Location
- Country: Canada
- Province: British Columbia

Physical characteristics
- Source: Stikine Plateau
- • location: Coast Mountains
- • coordinates: 58°46′35″N 132°5′36″W﻿ / ﻿58.77639°N 132.09333°W
- • elevation: 314 m (1,030 ft)
- Mouth: Taku River
- • location: Boundary Ranges
- • coordinates: 58°54′10″N 133°8′37″W﻿ / ﻿58.90278°N 133.14361°W
- • elevation: 91 m (299 ft)
- Length: 83 km (52 mi)
- Basin size: 10,463 km^{2} (4,040 sq mi),
- • average: 177 m^{3}/s (6,300 cu ft/s).

= Inklin River =

The Inklin River (Lingít: Héen Tlein) is a tributary of the Taku River in the northwest part of the province of British Columbia, Canada. It originates at the confluence of its two main tributaries, the Nahlin River and the Sheslay River and flows generally west and northwest about 83 km to join the Nakina River. The confluence of the Inklin and Nakina Rivers, at the uninhabited locality of Inklin, marks the beginning of the Taku River. The mouth of the Inklin River is located about 100 km northeast of Juneau, Alaska and about 160 km northwest of Telegraph Creek, British Columbia.

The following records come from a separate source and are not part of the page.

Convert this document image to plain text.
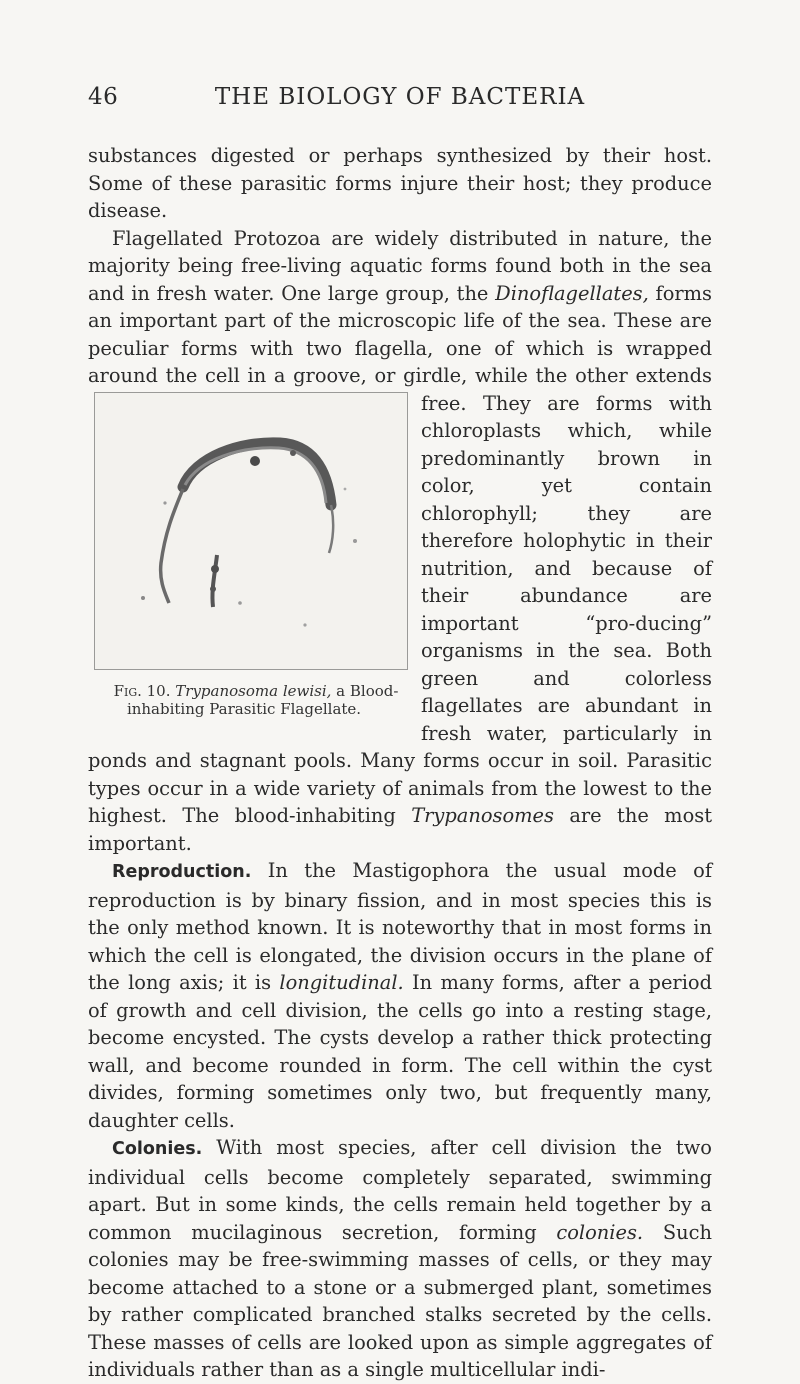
46	THE BIOLOGY OF BACTERIA

substances digested or perhaps synthesized by their host. Some of these parasitic forms injure their host; they produce disease.

Flagellated Protozoa are widely distributed in nature, the majority being free-living aquatic forms found both in the sea and in fresh water. One large group, the Dinoflagellates, forms an important part of the microscopic life of the sea. These are peculiar forms with two flagella, one of which is wrapped around the cell in a groove, or girdle, while the other extends free.
Fig. 10. Trypanosoma lewisi, a Blood-inhabiting Parasitic Flagellate.
They are forms with chloroplasts which, while predominantly brown in color, yet contain chlorophyll; they are therefore holophytic in their nutrition, and because of their abundance are important “pro-ducing” organisms in the sea. Both green and colorless flagellates are abundant in fresh water, particularly in ponds and stagnant pools. Many forms occur in soil. Parasitic types occur in a wide variety of animals from the lowest to the highest. The blood-inhabiting Trypanosomes are the most important.

Reproduction. In the Mastigophora the usual mode of reproduction is by binary fission, and in most species this is the only method known. It is noteworthy that in most forms in which the cell is elongated, the division occurs in the plane of the long axis; it is longitudinal. In many forms, after a period of growth and cell division, the cells go into a resting stage, become encysted. The cysts develop a rather thick protecting wall, and become rounded in form. The cell within the cyst divides, forming sometimes only two, but frequently many, daughter cells.

Colonies. With most species, after cell division the two individual cells become completely separated, swimming apart. But in some kinds, the cells remain held together by a common mucilaginous secretion, forming colonies. Such colonies may be free-swimming masses of cells, or they may become attached to a stone or a submerged plant, sometimes by rather complicated branched stalks secreted by the cells. These masses of cells are looked upon as simple aggregates of individuals rather than as a single multicellular indi-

The river forms the southwestern boundary of the Taku Plateau, the northwesternmost sub-plateau of the Stikine Plateau. Along the river's southeast are the Boundary Ranges of the Coast Mountains.

The Inklin River's watershed covers 10463 km2, and its mean annual discharge is 177 m3/s.

The lower Inklin River flows through the Nakina–Inklin Rivers/Yáwu Yaa Conservancy.

Major tributaries of the Inklin River include Yeth Creek, Sutlahine River, Kaustua Creek, Kowatua Creek, Teditua Creek, and its headwater rivers, the Nahlin and Sheslay Rivers.